1. In K(+)-depolarized taenia preparations from guinea-pig caecum SR 33557 was a potent antagonist of Ca(2+)-induced contractions and antagonized the effect of the calcium channel activator Bay K 8644. 2. SR 33557 displayed high affinity (pKi 9.54 +/- 0.04, nH 1.01) for the [3H]-(+/-)-PN 200-110 binding site in rat cerebral cortex membranes. In the presence of 5 mM Ca2+ this affinity was reduced (pKi 8.82 +/- 0.01, nH 1.05) whilst the affinity of nitrendipine was unaffected by this concentration of Ca2+. 3. Saturation binding experiments in rat cerebral cortex carried out in the absence and presence of SR 33557 (0.1-1.0 nM) indicated an apparently competitive interaction at the dihydropyridine site, in that SR 33557 reduced the KD of [3H]-(+/-)-PN 200-110 binding without any effect on Bmax.

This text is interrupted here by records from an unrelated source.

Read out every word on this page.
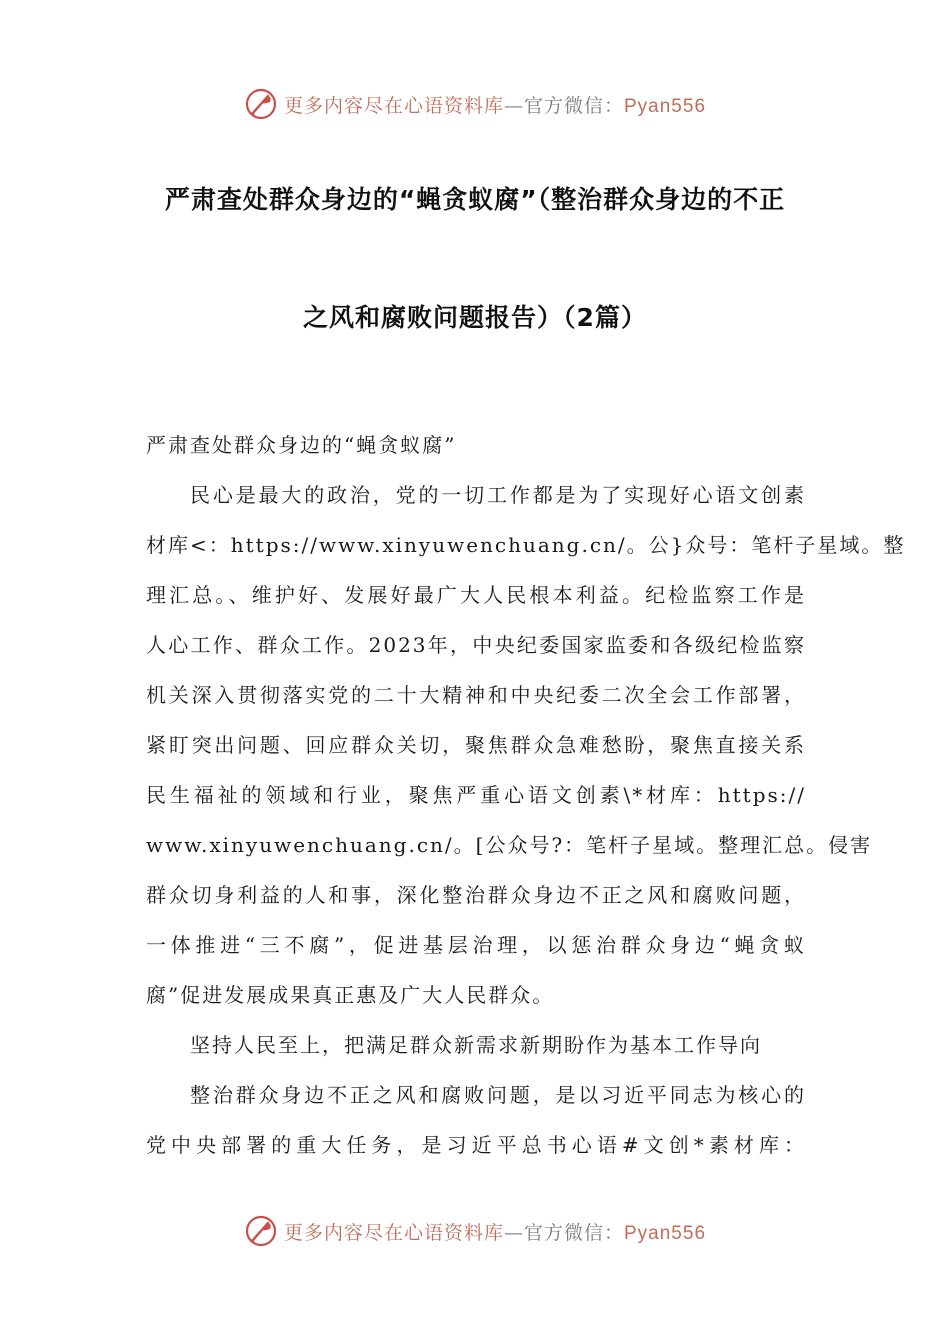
更多内容尽在心语资料库—官方微信：Pyan556
严肃查处群众身边的“蝇贪蚁腐”（整治群众身边的不正
之风和腐败问题报告）（2篇）
严肃查处群众身边的“蝇贪蚁腐”
民心是最大的政治，党的一切工作都是为了实现好心语文创素
材库<：https://www.xinyuwenchuang.cn/。公}众号：笔杆子星域。整
理汇总。、维护好、发展好最广大人民根本利益。纪检监察工作是
人心工作、群众工作。2023年，中央纪委国家监委和各级纪检监察
机关深入贯彻落实党的二十大精神和中央纪委二次全会工作部署，
紧盯突出问题、回应群众关切，聚焦群众急难愁盼，聚焦直接关系
民生福祉的领域和行业，聚焦严重心语文创素\*材库：https://
www.xinyuwenchuang.cn/。[公众号?：笔杆子星域。整理汇总。侵害
群众切身利益的人和事，深化整治群众身边不正之风和腐败问题，
一体推进“三不腐”，促进基层治理，以惩治群众身边“蝇贪蚁
腐”促进发展成果真正惠及广大人民群众。
坚持人民至上，把满足群众新需求新期盼作为基本工作导向
整治群众身边不正之风和腐败问题，是以习近平同志为核心的
党中央部署的重大任务，是习近平总书心语#文创*素材库：
更多内容尽在心语资料库—官方微信：Pyan556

In kinetic experiments, the rate of dissociation of [3H]-(+/-)-PN 200-110 from rat cerebral cortex was unchanged in the presence of SR 33557 (5 nM). 4. D-cis-diltiazem fully reversed the inhibition [3H]-nitrendipine binding to rat cerebral cortex produced by SR 33557 indicating the site of action of SR 33557 to be distinct from the dihydropyridine (DHP) binding site. 5. Saturation analysis indicated that [3H]-SR 33557 (0.01-0.8 nM) labelled a single class of binding sites in rat cerebral cortex membranes with high affinity (KD 0.12 +/- 0.01, Bmax 222 +/- 20 fmol mg-1 protein), although kinetic data indicated the existence of negative cooperativity between the binding sites. 6.In competition studies, a variety of different calcium antagonists displayed similar affinity for [3H]-SR 33557 and [3H]-(+/-)-PN 200-110 sites. The [3H]-SR 33557 site was sensitive to the inhibitory effect of divalent cations. The affinity of Cd2+ was 0.026 +/- 0.015 mM and the rank order of affinity was Cd2+ >Ca2+ >Mn2+ >Mg2+ >Na+.7. We propose that SR 33557 labels a distinct site in rat cerebral cortex. The coupling between the SR 33557 and DHP site appears to be very close, resulting in apparently competitive interactions in some experimental protocols but can be revealed as negatively allosteric in other circumstances.